EDITORIAL COMMENT
Blockade of atrial angiotensin II type 1 receptors
A novel antiarrhythmic strategy to prevent atrial fibrillation?*
Helmut U. Klein, MDa,* and
Andreas Goette, MDa
a University Hospital Magdeburg, Department of Internal Medicine, Division of Cardiology, Magdeburg, Germany
* Reprint requests and correspondence: Dr. Helmut U. Klein, University Hospital Magdeburg, Department of Internal Medicine, Division of Cardiology, Leipziger Str. 44, 39120, Magdeburg, Germany. helmut.klein{at}medizin.uni-magdeburg.de
Atrial fibrillation (AF) is known to cause significant changes in atrial tissue architecture and atrial electrophysiology (1). In recent years, it has become clear that preexisting alterations (autonomic dysbalance, degenerative tissue changes, fibrosis, and so forth) can provide an electrophysiologic and morphologic substrate, which increases the likelihood of AF onset in response to triggering events. Alterations of the interstitial matrix in atrial tissue seem to be especially significant contributing factors (1,2). Increased amounts of fibrous tissue in fibrillating human atria were described 30 years ago (3). However, only recently potential molecular mechanisms responsible for collagen accumulation in atrial myocardium have been elucidated (4,5).
One of the mediators responsible for the development of atrial fibrosis is angiotensin II. Recent studies have shown an increased atrial expression of the angiotensin-converting enzyme (ACE) and activation of the angiotensin IIrelated intracellular signal transduction pathway in fibrillating human tissue (4). In dogs, activation of the atrial angiotensin II system has been described in a tachycardia-induced heart failure (HF) model (5).

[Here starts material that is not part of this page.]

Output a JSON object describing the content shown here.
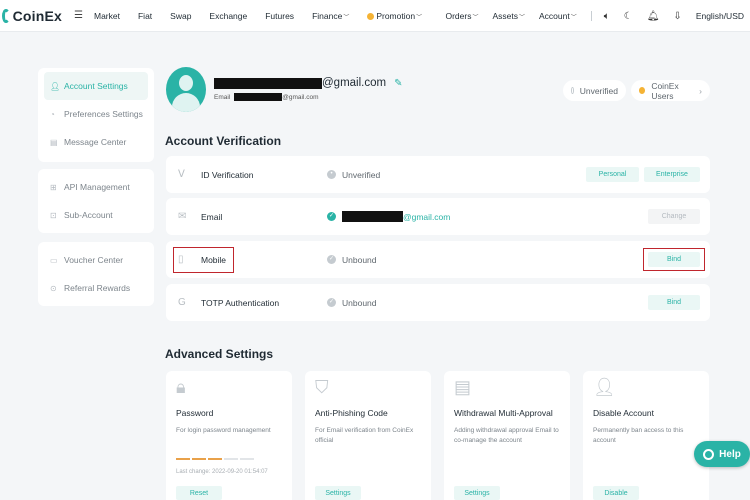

It could be demonstrated that inhibition of the ACE can reduce the generation of angiotensin II in this HF setting, which is also characterized by less atrial fibrosis and a decreased inducibility of AF. The molecular effects of ACE inhibitors may also explain the reduced incidence of AF found in patients with left ventricular dysfunction after myocardial infarction (6).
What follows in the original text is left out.